In a news conference Tuesday, Kamal el-Ganzouri said his new finance minister will be Mumtaz al-Saeed, a ministry veteran who faces the challenge of stabilizing an economy battered by unrest since February's ouster of autocratic president Hosni Mubarak.

The military-appointed interim prime minister said he would not reveal his choice for the key post of interior minister until Wednesday's announcement of the full Cabinet line-up. Many opposition youth activists have been calling for the replacement of the incumbent interior minister Mansour al-Eissawy with a civilian who does not share Eissawy's police background.

Many Egyptians resent the interior ministry for ordering police to violently crack down on opposition protesters who forced Mr. Mubarak to step down in February and who demonstrated last month against the military council that replaced him.

Egypt's military rulers said Tuesday they will amend the constitution to give Mr. Ganzouri more power than his predecessor Essam Sharaf, whom they appointed in March. Sharaf quit after 42 people were killed in November's confrontations between police and protesters.

But, the military council said it will retain its presidential powers over the armed forces and the judiciary.

Speaking Tuesday, Mr. Ganzouri said he will not allow security forces to use violence against any citizens, including youth activists who have been protesting his appointment outside the cabinet headquarters in Cairo. The activists oppose Mr. Ganzouri because of his ties to the Mubarak government, in which he served as prime minister in the 1990s.

In other developments, voting ended Tuesday in parliamentary runoff elections in nine Egyptian provinces, including the two largest cities of Cairo and Alexandria. Almost half of the 52 individual seats at stake in the runoffs were being contested by Egypt's two main Islamist groups: the Muslim Brotherhood's Freedom and Justice party and the ultra-conservative Salafist Nour party.

Both Islamist parties won a big majority of party-list votes in the nine provinces in the first round of voting last week, leaving Egypt's liberal coalition a distant third in the race for seats in the 498-member lower house of parliament.

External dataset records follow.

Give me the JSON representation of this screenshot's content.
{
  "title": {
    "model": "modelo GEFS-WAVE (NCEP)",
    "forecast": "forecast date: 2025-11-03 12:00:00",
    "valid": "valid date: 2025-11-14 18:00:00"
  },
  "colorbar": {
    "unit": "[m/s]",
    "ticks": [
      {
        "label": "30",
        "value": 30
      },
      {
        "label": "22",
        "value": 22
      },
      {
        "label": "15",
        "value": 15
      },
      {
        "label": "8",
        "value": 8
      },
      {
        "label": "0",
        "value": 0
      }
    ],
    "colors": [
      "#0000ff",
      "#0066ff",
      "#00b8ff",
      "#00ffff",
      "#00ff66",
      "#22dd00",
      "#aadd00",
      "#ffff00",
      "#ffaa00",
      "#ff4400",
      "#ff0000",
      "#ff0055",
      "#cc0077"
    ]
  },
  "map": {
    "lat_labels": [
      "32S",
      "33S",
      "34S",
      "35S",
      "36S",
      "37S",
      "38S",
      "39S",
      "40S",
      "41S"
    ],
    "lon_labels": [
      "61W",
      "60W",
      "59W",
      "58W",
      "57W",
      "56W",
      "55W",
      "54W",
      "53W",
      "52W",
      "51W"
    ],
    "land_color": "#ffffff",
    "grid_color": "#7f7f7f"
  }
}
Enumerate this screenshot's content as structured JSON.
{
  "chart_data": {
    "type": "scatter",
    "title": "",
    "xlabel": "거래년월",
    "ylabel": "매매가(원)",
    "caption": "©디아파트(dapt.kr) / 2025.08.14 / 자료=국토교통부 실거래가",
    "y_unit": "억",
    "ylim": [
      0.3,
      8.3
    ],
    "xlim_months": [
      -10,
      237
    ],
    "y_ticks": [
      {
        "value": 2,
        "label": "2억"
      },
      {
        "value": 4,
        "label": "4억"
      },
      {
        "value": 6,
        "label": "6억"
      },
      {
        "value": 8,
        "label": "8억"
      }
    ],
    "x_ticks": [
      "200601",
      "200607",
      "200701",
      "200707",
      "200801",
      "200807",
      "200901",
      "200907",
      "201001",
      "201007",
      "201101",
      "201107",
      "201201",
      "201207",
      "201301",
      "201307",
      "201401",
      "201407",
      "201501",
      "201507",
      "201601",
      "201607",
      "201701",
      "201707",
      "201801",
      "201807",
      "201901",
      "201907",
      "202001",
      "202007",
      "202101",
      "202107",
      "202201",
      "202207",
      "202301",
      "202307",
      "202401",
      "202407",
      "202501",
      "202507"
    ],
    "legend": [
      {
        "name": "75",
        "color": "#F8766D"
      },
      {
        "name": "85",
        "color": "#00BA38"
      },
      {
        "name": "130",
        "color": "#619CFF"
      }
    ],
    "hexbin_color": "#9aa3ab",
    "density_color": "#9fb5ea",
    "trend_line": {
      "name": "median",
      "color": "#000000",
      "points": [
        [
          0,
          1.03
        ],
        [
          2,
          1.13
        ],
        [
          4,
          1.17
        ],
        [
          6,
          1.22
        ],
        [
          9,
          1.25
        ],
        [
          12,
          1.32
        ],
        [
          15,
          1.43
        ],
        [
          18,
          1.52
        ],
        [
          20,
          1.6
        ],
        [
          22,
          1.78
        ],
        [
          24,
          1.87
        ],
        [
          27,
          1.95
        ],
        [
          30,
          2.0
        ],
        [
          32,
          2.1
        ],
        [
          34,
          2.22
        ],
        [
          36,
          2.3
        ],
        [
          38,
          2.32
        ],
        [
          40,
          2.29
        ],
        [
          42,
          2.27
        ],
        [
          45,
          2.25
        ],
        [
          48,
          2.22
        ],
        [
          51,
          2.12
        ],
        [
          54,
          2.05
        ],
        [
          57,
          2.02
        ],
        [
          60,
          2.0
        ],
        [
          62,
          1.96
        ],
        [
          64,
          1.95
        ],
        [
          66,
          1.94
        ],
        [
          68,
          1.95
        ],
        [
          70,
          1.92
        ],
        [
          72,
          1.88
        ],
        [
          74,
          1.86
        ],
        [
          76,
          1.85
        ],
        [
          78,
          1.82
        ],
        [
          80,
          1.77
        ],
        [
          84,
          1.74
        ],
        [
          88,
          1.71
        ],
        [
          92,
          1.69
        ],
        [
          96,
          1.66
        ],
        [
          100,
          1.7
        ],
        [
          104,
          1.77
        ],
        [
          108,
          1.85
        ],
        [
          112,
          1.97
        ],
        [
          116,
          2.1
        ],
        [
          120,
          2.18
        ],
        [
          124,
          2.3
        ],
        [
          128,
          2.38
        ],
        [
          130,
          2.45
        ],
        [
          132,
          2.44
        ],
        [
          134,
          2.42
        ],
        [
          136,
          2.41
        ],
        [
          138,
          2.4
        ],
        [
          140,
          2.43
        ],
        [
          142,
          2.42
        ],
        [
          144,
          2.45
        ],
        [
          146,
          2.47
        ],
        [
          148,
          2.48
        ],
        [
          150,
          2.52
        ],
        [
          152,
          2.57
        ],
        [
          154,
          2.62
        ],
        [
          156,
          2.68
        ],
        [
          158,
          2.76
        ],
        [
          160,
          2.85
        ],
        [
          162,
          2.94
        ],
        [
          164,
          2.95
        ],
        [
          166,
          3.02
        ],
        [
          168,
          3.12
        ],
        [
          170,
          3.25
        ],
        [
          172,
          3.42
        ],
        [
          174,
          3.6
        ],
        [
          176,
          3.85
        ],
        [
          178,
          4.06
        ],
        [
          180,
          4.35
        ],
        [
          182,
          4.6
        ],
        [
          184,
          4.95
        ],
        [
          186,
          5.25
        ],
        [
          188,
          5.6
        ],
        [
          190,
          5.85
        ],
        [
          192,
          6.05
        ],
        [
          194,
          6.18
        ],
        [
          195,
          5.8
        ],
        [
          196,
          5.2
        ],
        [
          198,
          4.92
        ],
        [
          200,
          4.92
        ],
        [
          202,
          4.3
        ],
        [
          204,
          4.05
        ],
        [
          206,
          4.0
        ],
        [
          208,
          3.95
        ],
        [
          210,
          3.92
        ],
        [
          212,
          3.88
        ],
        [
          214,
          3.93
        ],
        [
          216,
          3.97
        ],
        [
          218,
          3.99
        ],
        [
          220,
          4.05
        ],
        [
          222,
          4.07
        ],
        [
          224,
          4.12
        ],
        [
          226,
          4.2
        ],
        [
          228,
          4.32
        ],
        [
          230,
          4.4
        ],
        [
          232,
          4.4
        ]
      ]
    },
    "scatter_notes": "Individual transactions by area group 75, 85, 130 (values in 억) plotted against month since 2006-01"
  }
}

Results from the runoff elections for individual seats were expected by Thursday.

Muslim Brotherhood leader Mohammed Badie said Tuesday his movement will work together with the country's military rulers if it wins the parliamentary elections. He was speaking on the private Al-Mehwar television station.

Egypt's remaining 18 provinces will join the voting for the lower house of parliament in two stages in the coming weeks. Elections for parliament's less-powerful upper house will begin in late January and finish in March.